UNM 125: On cleaning one's teeth in public
Printed May 2, 1964
Were you ever in an old farm-home during mealtime? If so, then you will probably recall that when meals are over, the men lean back in their chairs and intersperse their conversation with queer little sucking noises issuing from their mouths, following hard upon the advent into the mouth of a small piece of wood, used in place of other instruments for the cleansing of the teeth. Now everything has its place, and this performance does not seem strange or out of place in rural homes, but there is nothing quite so disgusting, so sickening, as the appearance of one in public industriously engaged in poking one’s teeth with a small piece of wood.

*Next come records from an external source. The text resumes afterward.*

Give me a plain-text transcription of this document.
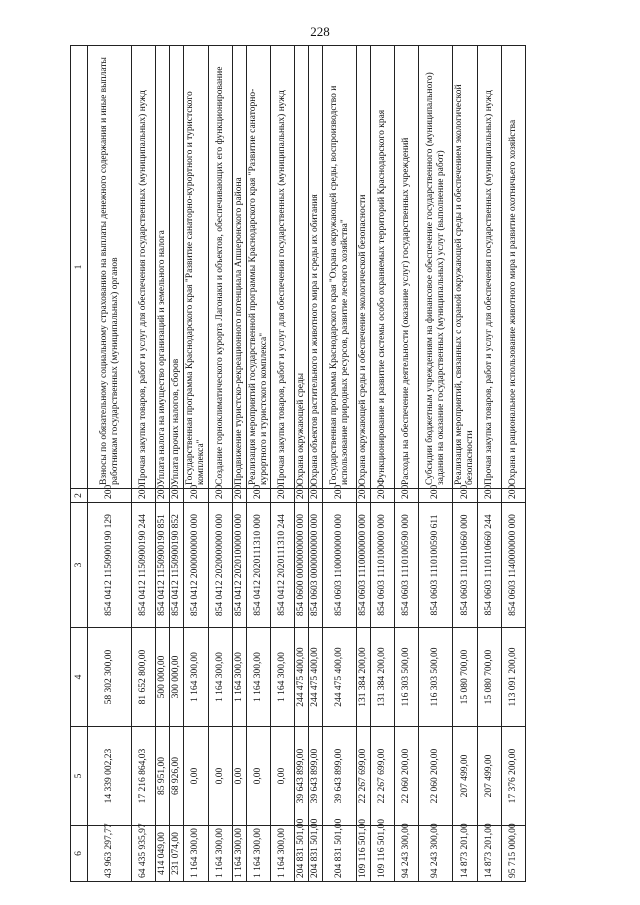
228
6	5	4	3	2	1
43 963 297,77	14 339 002,23	58 302 300,00	854 0412 1150900190 129	200	Взносы по обязательному социальному страхованию на выплаты денежного содержания и иные выплаты работникам государственных (муниципальных) органов
64 435 935,97	17 216 864,03	81 652 800,00	854 0412 1150900190 244	200	Прочая закупка товаров, работ и услуг для обеспечения государственных (муниципальных) нужд
414 049,00	85 951,00	500 000,00	854 0412 1150900190 851	200	Уплата налога на имущество организаций и земельного налога
231 074,00	68 926,00	300 000,00	854 0412 1150900190 852	200	Уплата прочих налогов, сборов
1 164 300,00	0,00	1 164 300,00	854 0412 2000000000 000	200	Государственная программа Краснодарского края "Развитие санаторно-курортного и туристского комплекса"
1 164 300,00	0,00	1 164 300,00	854 0412 2020000000 000	200	Создание горноклиматического курорта Лагонаки и объектов, обеспечивающих его функционирование
1 164 300,00	0,00	1 164 300,00	854 0412 2020100000 000	200	Продвижение туристско-рекреационного потенциала Апшеронского района
1 164 300,00	0,00	1 164 300,00	854 0412 2020111310 000	200	Реализация мероприятий государственной программы Краснодарского края "Развитие санаторно-курортного и туристского комплекса"
1 164 300,00	0,00	1 164 300,00	854 0412 2020111310 244	200	Прочая закупка товаров, работ и услуг для обеспечения государственных (муниципальных) нужд
204 831 501,00	39 643 899,00	244 475 400,00	854 0600 0000000000 000	200	Охрана окружающей среды
204 831 501,00	39 643 899,00	244 475 400,00	854 0603 0000000000 000	200	Охрана объектов растительного и животного мира и среды их обитания
204 831 501,00	39 643 899,00	244 475 400,00	854 0603 1100000000 000	200	Государственная программа Краснодарского края "Охрана окружающей среды, воспроизводство и использование природных ресурсов, развитие лесного хозяйства"
109 116 501,00	22 267 699,00	131 384 200,00	854 0603 1110000000 000	200	Охрана окружающей среды и обеспечение экологической безопасности
109 116 501,00	22 267 699,00	131 384 200,00	854 0603 1110100000 000	200	Функционирование и развитие системы особо охраняемых территорий Краснодарского края
94 243 300,00	22 060 200,00	116 303 500,00	854 0603 1110100590 000	200	Расходы на обеспечение деятельности (оказание услуг) государственных учреждений
94 243 300,00	22 060 200,00	116 303 500,00	854 0603 1110100590 611	200	Субсидии бюджетным учреждениям на финансовое обеспечение государственного (муниципального) задания на оказание государственных (муниципальных) услуг (выполнение работ)
14 873 201,00	207 499,00	15 080 700,00	854 0603 1110110660 000	200	Реализация мероприятий, связанных с охраной окружающей среды и обеспечением экологической безопасности
14 873 201,00	207 499,00	15 080 700,00	854 0603 1110110660 244	200	Прочая закупка товаров, работ и услуг для обеспечения государственных (муниципальных) нужд
95 715 000,00	17 376 200,00	113 091 200,00	854 0603 1140000000 000	200	Охрана и рациональное использование животного мира и развитие охотничьего хозяйства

How many times do we, as college students, have the idea drilled into us that we are in the minority in this world, and being so, should conduct ourselves accordingly, and set high standards of living? Sure it is that there are no courses offered in the University of New Mexico, or in any other University, which train students to poke wood at their teeth as a scientific method of cleaning them. And yet, it is a common thing to see a student walking around the campus or attending classes, diligently engaged in digging into his mouth for the purpose of removing some offending body which has no business being in said locality.
The practice of taking intelligent care of one’s teeth is to be highly recommended and encouraged, but for the love of Mike, listen to reason and don’t injure your teeth by gouging into them with a toothpick. The proper place to do one’s toilet is in the privacy of one’s room, not down on Second and Central or in the class-rooms. You are not only injuring yourself physically, but you are making a fool of yourself socially.